Проходит время, и человек начинает улавливать, понимать, что гроза уже перевалила через свою силу и мало-помалу проходит, глохнет. Льет, шумит, лопочет кругом; вспугивает округу быстрым неверным светом молнии, но гром уже глуше, замирающе прохаживается над дальними почерневшими соломенными крышами выселка, погромыхивает с оговорками, ворчливыми раскатцами — остывает. Человек еще немного стоит, потом идет в теплую глубь навеса, ложится, кинув под себя старый, пахнущий резиной плащ и, утомленный, сразу засыпает под глухой шум и плеск уходящего дождя. И во сне он несколько раз — глубоко, с невнятной судорожной жадностью — вздыхает, вдыхает в себя озонный ссиневшийся воздух, запахи сена, дождя и старой резины; и подбородок его в крупной, серой от седины щетине слабо подрагивает, живет...
Он просыпается в сумерках, шарит непослушной еще рукой в потемках по сену, находит фуражку и садится. Кругом все тихо, и слышно, как шуршит где-то в дальнем углу мышь.
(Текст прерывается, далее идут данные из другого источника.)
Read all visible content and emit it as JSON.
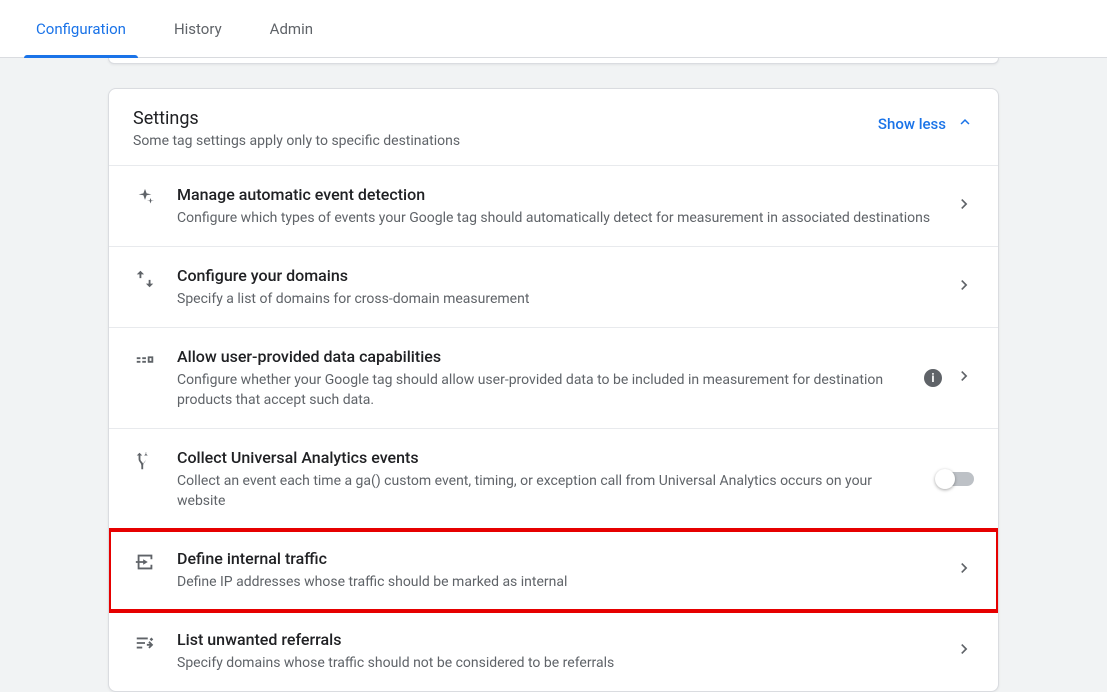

Как и днем, когда он засыпал, пахнет резиной, но сено — отволглое, помягчевшее — перебивает все; темнота навеса до краев заполнена стоячим запахом богородицыной травки, шалфея, с малой долей полынка и осеннего, слабо горчащего наплыва высохшего конского щавеля. Он надкусывает какой-то стебелек, поднимается и выходит из сарая.
Перед ним лежит край послегрозовой тишины. Небо в тяжелых неподвижных тучах, однако над закатом вытянулись светлые, освеженные грозой прогалины. Они промыты, синеюще-прозрачны и умиротворенны, и в глубине одной из них стынет, колется лучиками далекая льдистая звезда. Закат померк, изошел в красках, в сумерки неслышно подплывает ночь. На осветленном еще фоне четко лепятся силуэты ветел, крыши сарайчика, конопляных зарослей.
Человек сворачивает длинный, давнишний свой плащ, закуривает, осветив морщинистое, с темными глазными впадинами лицо, и выбирается на дорогу, идет на выселки. Ему, наверное, не досадно, что вот он проспал часа два, а то и три дорогого летнего времени, все равно — дождь... А может, слегка и корит себя за это.
Он идет один, размашисто и чуть сгорбившись; и вдруг краем глаза скорее чувствует, чем видит, призрачный догоняющий свет. На ходу оборачивается, но — нет, сзади никого; темно, и плоскогорья слились с тучами, и нет даже знака, черточки, разделяющей их. Там уже ночь. Он опять увалисто и споро двигается вперед, к выселку, к его редким красноватым огонькам. И — снова сзади свет. Слабый, подрагивающей тенью — так он слаб — обгоняет его, мгновение бежит впереди и быстро опадает. Человек останавливается, оборачивается назад и ждет.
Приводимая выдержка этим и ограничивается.